The Conroe City Council spent a large portion of its Feb. 26 meeting responding to Attorney General Opinion KP0511, which council members and staff said affirms that a quorum of Conroe’s governing body requires four members.

The council and members of the public sharply disagreed about why the opinion was sought and what it means for local practice. "The Attorney General's opinion simply restates the general framework," John Sellers, a candidate for Council Place 5, told the council during citizen comment. Sellers said the opinion "does not provide legal clearance for any specific situation" and pledged that, if elected, he would not use serial communications to build consensus outside openly posted meetings. "Transparency isn't about what you can legally get away with. It's about earning and keeping the public's trust," he said.

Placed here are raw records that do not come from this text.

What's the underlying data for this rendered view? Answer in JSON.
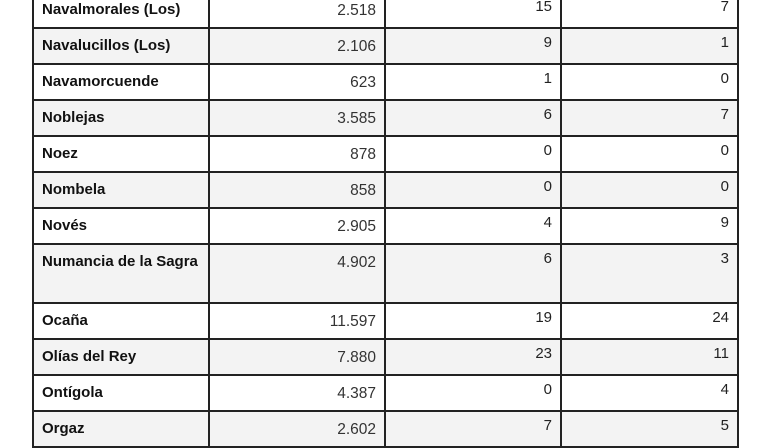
{
  "table": {
    "rows": [
      {
        "name": "Navalmorales (Los)",
        "col2": "2.518",
        "col3": "15",
        "col4": "7"
      },
      {
        "name": "Navalucillos (Los)",
        "col2": "2.106",
        "col3": "9",
        "col4": "1"
      },
      {
        "name": "Navamorcuende",
        "col2": "623",
        "col3": "1",
        "col4": "0"
      },
      {
        "name": "Noblejas",
        "col2": "3.585",
        "col3": "6",
        "col4": "7"
      },
      {
        "name": "Noez",
        "col2": "878",
        "col3": "0",
        "col4": "0"
      },
      {
        "name": "Nombela",
        "col2": "858",
        "col3": "0",
        "col4": "0"
      },
      {
        "name": "Novés",
        "col2": "2.905",
        "col3": "4",
        "col4": "9"
      },
      {
        "name": "Numancia de la Sagra",
        "col2": "4.902",
        "col3": "6",
        "col4": "3"
      },
      {
        "name": "Ocaña",
        "col2": "11.597",
        "col3": "19",
        "col4": "24"
      },
      {
        "name": "Olías del Rey",
        "col2": "7.880",
        "col3": "23",
        "col4": "11"
      },
      {
        "name": "Ontígola",
        "col2": "4.387",
        "col3": "0",
        "col4": "4"
      },
      {
        "name": "Orgaz",
        "col2": "2.602",
        "col3": "7",
        "col4": "5"
      }
    ]
  },
  "colors": {
    "border": "#222222",
    "alt_row": "#f3f3f3"
  }
}
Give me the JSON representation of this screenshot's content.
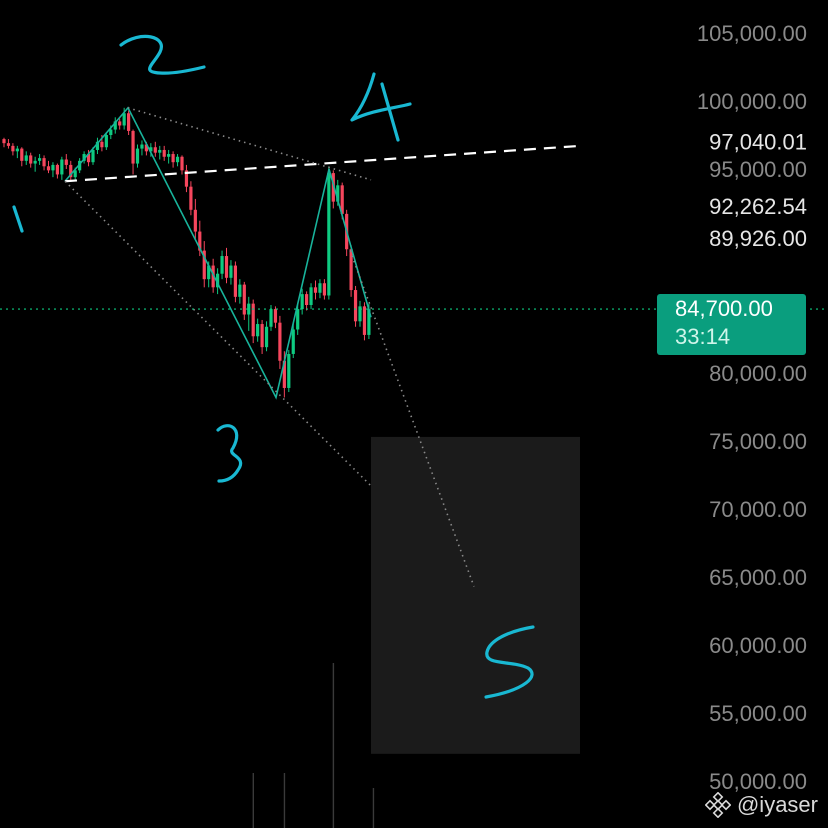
{
  "colors": {
    "background": "#000000",
    "up": "#0ecb81",
    "down": "#f6465d",
    "wave_line": "#18b39b",
    "annotation": "#19b8d2",
    "trendline_dashed": "#ffffff",
    "projection_dotted": "#8a8a8a",
    "target_box": "#1b1b1b",
    "price_tag_bg": "#0a9e7e",
    "axis_text": "#8a8a8a",
    "axis_text_highlight": "#e6e6e6"
  },
  "current_price": {
    "price": "84,700.00",
    "countdown": "33:14"
  },
  "watermark": {
    "text": "@iyaser",
    "icon": "binance-logo-icon"
  },
  "wave_labels": [
    "1",
    "2",
    "3",
    "4",
    "5"
  ],
  "chart_data": {
    "type": "candlestick",
    "y_axis": {
      "ylim": [
        49500,
        106500
      ],
      "ticks": [
        105000,
        100000,
        95000,
        80000,
        75000,
        70000,
        65000,
        60000,
        55000,
        50000
      ],
      "tick_labels": [
        "105,000.00",
        "100,000.00",
        "95,000.00",
        "80,000.00",
        "75,000.00",
        "70,000.00",
        "65,000.00",
        "60,000.00",
        "55,000.00",
        "50,000.00"
      ],
      "highlighted_levels": [
        97040.01,
        92262.54,
        89926.0
      ],
      "highlighted_labels": [
        "97,040.01",
        "92,262.54",
        "89,926.00"
      ]
    },
    "current_price_line": 84700,
    "wave_points": [
      {
        "label": "1",
        "price": 94100
      },
      {
        "label": "2",
        "price": 99500
      },
      {
        "label": "3",
        "price": 78200
      },
      {
        "label": "4",
        "price": 95000
      }
    ],
    "target_zone": {
      "from": 52000,
      "to": 75300,
      "label": "5"
    },
    "trendline_dashed": {
      "from_price": 94100,
      "to_price": 96700
    },
    "projection_end_price": 64300,
    "candles": [
      [
        97200,
        97300,
        96600,
        96900
      ],
      [
        96900,
        97200,
        96500,
        96700
      ],
      [
        96700,
        96900,
        96000,
        96300
      ],
      [
        96300,
        96700,
        95800,
        96500
      ],
      [
        96500,
        96600,
        95200,
        95600
      ],
      [
        95600,
        96300,
        95300,
        96000
      ],
      [
        96000,
        96200,
        95100,
        95400
      ],
      [
        95400,
        95900,
        94800,
        95600
      ],
      [
        95600,
        96100,
        95300,
        95800
      ],
      [
        95800,
        96000,
        94900,
        95200
      ],
      [
        95200,
        95600,
        94700,
        94900
      ],
      [
        94900,
        95500,
        94400,
        95300
      ],
      [
        95300,
        95400,
        94300,
        94600
      ],
      [
        94600,
        95900,
        94200,
        95700
      ],
      [
        95700,
        96100,
        95000,
        95300
      ],
      [
        95300,
        95600,
        94100,
        94400
      ],
      [
        94400,
        95100,
        94100,
        94900
      ],
      [
        94900,
        95800,
        94700,
        95600
      ],
      [
        95600,
        96300,
        95400,
        96100
      ],
      [
        96100,
        96400,
        95200,
        95500
      ],
      [
        95500,
        96600,
        95300,
        96400
      ],
      [
        96400,
        97300,
        96100,
        97000
      ],
      [
        97000,
        97500,
        96300,
        96600
      ],
      [
        96600,
        97700,
        96400,
        97500
      ],
      [
        97500,
        98200,
        97200,
        97900
      ],
      [
        97900,
        98800,
        97600,
        98500
      ],
      [
        98500,
        98700,
        97900,
        98200
      ],
      [
        98200,
        99500,
        97900,
        99100
      ],
      [
        99100,
        99300,
        97500,
        97800
      ],
      [
        97800,
        97900,
        94600,
        95400
      ],
      [
        95400,
        96800,
        95100,
        96500
      ],
      [
        96500,
        97100,
        96000,
        96800
      ],
      [
        96800,
        97000,
        96000,
        96300
      ],
      [
        96300,
        96900,
        95900,
        96600
      ],
      [
        96600,
        97000,
        95900,
        96200
      ],
      [
        96200,
        96700,
        95700,
        96400
      ],
      [
        96400,
        96700,
        95600,
        95900
      ],
      [
        95900,
        96400,
        95400,
        96100
      ],
      [
        96100,
        96300,
        95100,
        95500
      ],
      [
        95500,
        96100,
        95200,
        95900
      ],
      [
        95900,
        96000,
        94600,
        94900
      ],
      [
        94900,
        95300,
        93300,
        93700
      ],
      [
        93700,
        94100,
        91600,
        92000
      ],
      [
        92000,
        92800,
        89800,
        90400
      ],
      [
        90400,
        91200,
        88600,
        89000
      ],
      [
        89000,
        89700,
        86300,
        86900
      ],
      [
        86900,
        88200,
        86300,
        87900
      ],
      [
        87900,
        88400,
        85900,
        86300
      ],
      [
        86300,
        87700,
        85800,
        87300
      ],
      [
        87300,
        89000,
        86900,
        88600
      ],
      [
        88600,
        89200,
        86600,
        87000
      ],
      [
        87000,
        88300,
        86500,
        87900
      ],
      [
        87900,
        88200,
        85200,
        85600
      ],
      [
        85600,
        86900,
        85100,
        86500
      ],
      [
        86500,
        86700,
        83900,
        84300
      ],
      [
        84300,
        85600,
        83100,
        85100
      ],
      [
        85100,
        85400,
        82200,
        82700
      ],
      [
        82700,
        84000,
        82300,
        83600
      ],
      [
        83600,
        83900,
        81400,
        81900
      ],
      [
        81900,
        83800,
        81600,
        83400
      ],
      [
        83400,
        85000,
        83100,
        84700
      ],
      [
        84700,
        84900,
        83300,
        83700
      ],
      [
        83700,
        84200,
        80300,
        80900
      ],
      [
        80900,
        81600,
        78200,
        78900
      ],
      [
        78900,
        81700,
        78600,
        81400
      ],
      [
        81400,
        83600,
        81100,
        83200
      ],
      [
        83200,
        85100,
        82800,
        84700
      ],
      [
        84700,
        86200,
        84300,
        85800
      ],
      [
        85800,
        86000,
        84600,
        85000
      ],
      [
        85000,
        86600,
        84700,
        86300
      ],
      [
        86300,
        86800,
        85400,
        85900
      ],
      [
        85900,
        86900,
        85500,
        86600
      ],
      [
        86600,
        86900,
        85400,
        85700
      ],
      [
        85700,
        95200,
        85400,
        94700
      ],
      [
        94700,
        94900,
        92100,
        92600
      ],
      [
        92600,
        94200,
        92300,
        93800
      ],
      [
        93800,
        94000,
        91300,
        91700
      ],
      [
        91700,
        92000,
        88600,
        89100
      ],
      [
        89100,
        89400,
        85600,
        86100
      ],
      [
        86100,
        86400,
        83400,
        83800
      ],
      [
        83800,
        85300,
        83400,
        84900
      ],
      [
        84900,
        85200,
        82400,
        82800
      ],
      [
        82800,
        85100,
        82500,
        84700
      ]
    ],
    "volume_bars": [
      {
        "candle": 56,
        "value": 0.11
      },
      {
        "candle": 63,
        "value": 0.11
      },
      {
        "candle": 74,
        "value": 0.33
      },
      {
        "candle": 83,
        "value": 0.08
      }
    ]
  }
}
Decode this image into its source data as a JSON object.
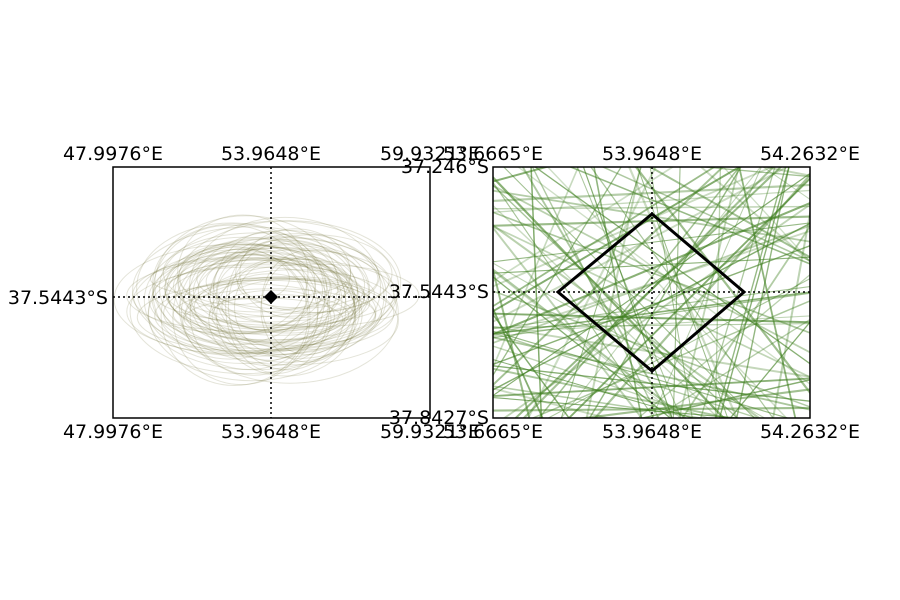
{
  "chart_data": [
    {
      "type": "scatter",
      "description_free": true,
      "x_ticks": [
        "47.9976°E",
        "53.9648°E",
        "59.9321°E"
      ],
      "y_ticks": [
        "37.5443°S"
      ],
      "center": {
        "lon_label": "53.9648°E",
        "lat_label": "37.5443°S"
      },
      "track_color": "#6b6b2a",
      "marker": "diamond",
      "grid": "center crosshair, dotted"
    },
    {
      "type": "line",
      "x_ticks": [
        "53.6665°E",
        "53.9648°E",
        "54.2632°E"
      ],
      "y_ticks": [
        "37.246°S",
        "37.5443°S",
        "37.8427°S"
      ],
      "center": {
        "lon_label": "53.9648°E",
        "lat_label": "37.5443°S"
      },
      "track_color": "#3f7f1f",
      "inset_box": "diamond",
      "grid": "center crosshair, dotted"
    }
  ]
}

Councilwoman Shauna Porter, who had asked that the opinion be placed on the agenda, said the AG’s response "confirmed our charter" and that the city’s voters previously rejected proposed charter changes that would have altered quorum rules. Porter urged the city to post the opinion on the city website so residents could read it for themselves.

Mayor Pro Tem Wood and other council members characterized the AG opinion as a legal restatement, not an investigator’s factual finding. "He did not investigate any events," Mayor Pro Tem Wood said, stressing the opinion’s limits. Mayor and other council members outlined the procedural history—letters to the county attorney, referrals to the AG, and prior council votes—and at times pushed back at criticisms that earlier actions were improper.

The exchange touched on related governance issues raised by public commenters, including whether the city intends to post a vacancy for the city attorney or temporarily assign legal duties to an acting administrator; several speakers warned against concentrating legal and executive authority in a single unelected official during an election cycle.

No formal policy change or vote on the AG opinion occurred at the meeting. Council members and staff said the conversation was intended to clarify the legal posture moving forward; the mayor then moved the agenda on to other business.

Why it matters: The AG opinion and the council’s discussion affect how the council interprets its charter and conduct public business. The topic also surfaced in the campaign season: several candidates who spoke at the meeting framed their platforms around transparency and open-government commitments.

Next steps: The council finished the meeting and continued through a full agenda of presentations and routine votes; the coming city election and planned agenda items will determine whether the issue returns for further formal action.